The same ordinance decreed that single-family-home lots must be at least 60 feet wide—a move that consigned many of the houses in Arlington’s older, more compact neighborhoods to nonconformity. Fahr’s lot in Ashton Heights is one such offender: It spans only 35 feet from one side to the other.
Other zoning changes enacted in 1950 rendered thousands of existing Arlington houses too close to the curb, or too close to their side and rear fence lines, or lacking sufficient “frontage.” Countless more Arlington properties have fallen out of sync with the rules in recent decades through renovations and additions.
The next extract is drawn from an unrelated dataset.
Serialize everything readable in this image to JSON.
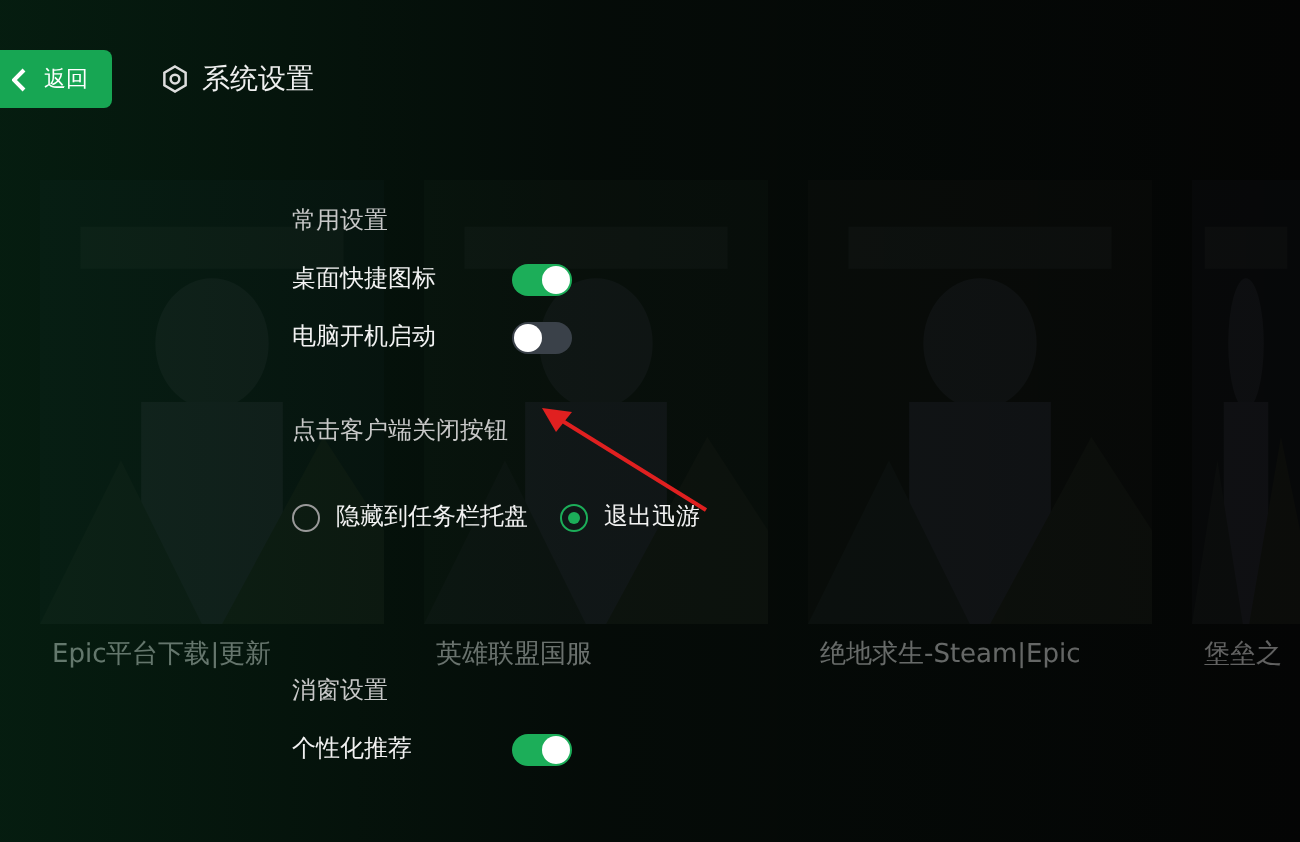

Owners of nonconforming homes are free to live in or sell their properties. But as hundreds of residents like Fahr have discovered the hard way, this de facto grandfathering has limitations where home improvements come into play. When the balcony railings, front steps or porch columns of a nonconforming home begin to deteriorate after decades of wear and tear, its owners must make unsavory choices. Do nothing and risk paying a fine for a crumbling structure that poses a safety hazard. Skip the proper permitting channels on a home repair project and face the possibility of having to pay a penalty and start over. Or suck it up and navigate the bureaucracy that is required for “new construction” that can objectively look like anything but.